Depois, pouco a pouco, vim a saber que era o estreante, já então político popular em seu Estado, amigo fraterno de Odylo Costa, filho, que me louvou, além dos contos, a poesia do conterrâneo. Terminei amigo de Sarney e, nos últimos anos, não fiz outra coisa senão lhe cobrar novo livro de ficção — sem esperança que o milagre viesse a suceder. “Tenho um romance na cabeça”, respondia-me Sarney, “mais dia menos dia o escreverei.” Pois bem: em junho recebi em Paris um pacote contendo os originais de O Dono do Mar, romance do mar do Maranhão, belo e vigoroso, repito.

Romance da pesca e das canoas, do cotidianos dos pescadores da costa maranhense, das tempestades, do mistério e do sonho, dos naufrágios e dos náufragos, dos navios que afundaram nesse mar do Maranhão no passar do tempo. Navios que persistem na travessia infindável, a cruzar as águas, povoando-as de fantasmas. No romance de Sarney os tempos se sobrepõem e se somam para formar um tempo feito de memória e de vida, tempo único e inseparável. Os sucessos do passado, de aventura e heroísmo, e o cotidiano dos pescadores de hoje, igualmente de aventuras e heroísmo.

Eis que fantasmas navegam na canoa Chita Verde do pescador Antão Cristório, capitão do mar. Os fantasmas participam das pescarias, convivem com a gente dos povoados, vitoriosos sobre a morte na força da legenda. Vivos na imaginação que constrói a verdade histórica dos homens e dos países.

A história, a lenda, o dia-a-dia, o amor, a família, a paixão desvairada, a guerra, o que está acontecendo e o que sucedeu séculos antes, aquilo que se sabe por ouvir dizer. De começo os tempos do romance são linhas paralelas, acontecidos diversos e distantes, mas no decorrer da narrativa essas linhas se aproximam e se misturam, fundindo-se na realidade de um tempo maior que contém o ontem e o hoje. Tarefa difícil que José Sarney resolveu na perfeição da arquitetura de seu romance. As histórias dos navios naufragados no passado, da canoa e da pescaria de Cristório. O romancista conhece, com um conhecimento vivido, a vida de seu povo e a história do mar do Maranhão.

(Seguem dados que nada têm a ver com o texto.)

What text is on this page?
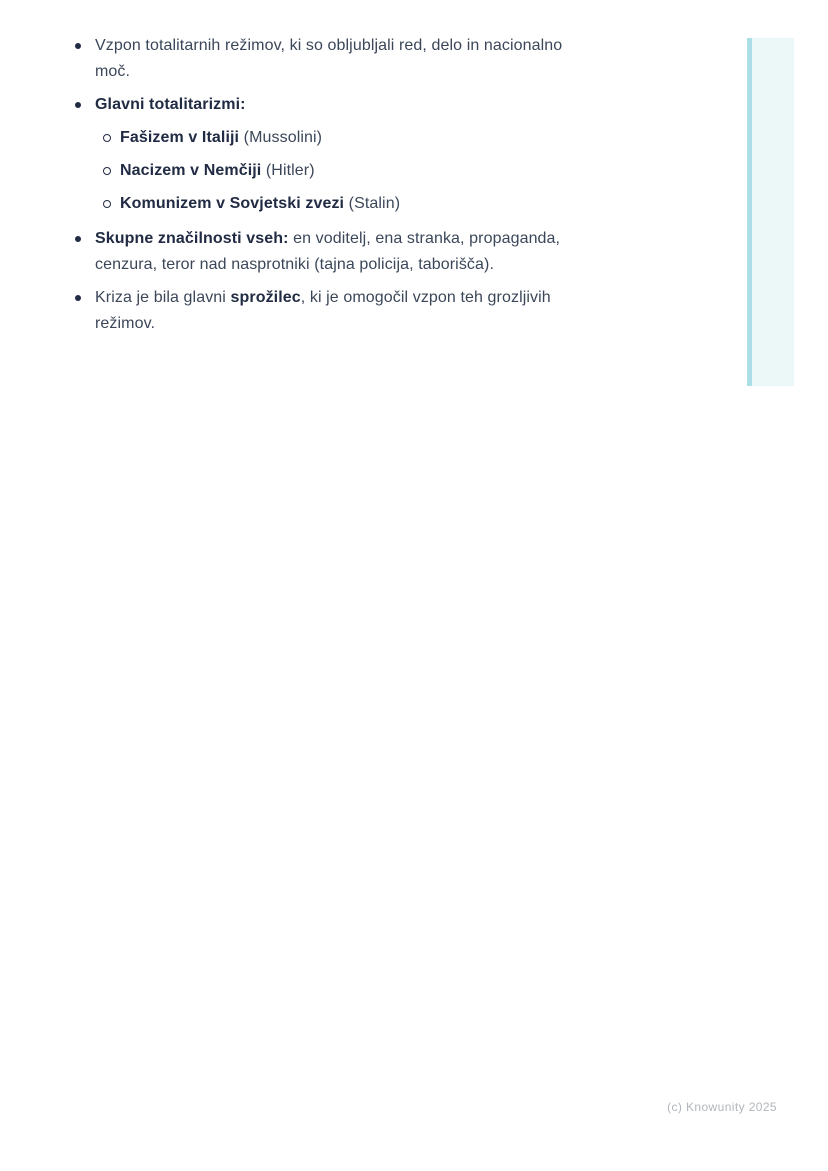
Vzpon totalitarnih režimov, ki so obljubljali red, delo in nacionalno moč.
Glavni totalitarizmi:
Fašizem v Italiji (Mussolini)
Nacizem v Nemčiji (Hitler)
Komunizem v Sovjetski zvezi (Stalin)
Skupne značilnosti vseh: en voditelj, ena stranka, propaganda, cenzura, teror nad nasprotniki (tajna policija, taborišča).
Kriza je bila glavni sprožilec, ki je omogočil vzpon teh grozljivih režimov.
(c) Knowunity 2025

Quero terminar destacando no conjunto harmonioso do romance (harmonioso ou turbulento?) duas cenas que me parecem soberbas. Uma delas descreve as núpcias de Cristório e Camborina. Recém casados, Camborina entrega a Cristório a irmã Germana, para que ele possa possuir a virgem a que tem direito. A outra é uma das cenas finais, página para se ler em voz alta, conta a morte da canoa Chita Verde. A canoa Chita Verde e o Capitão Cristório, o pescador e sua embarcação na vastidão das águas. No bojo da canoa Cristório e os fantasmas, a realidade e os mistérios do mar do Maranhão.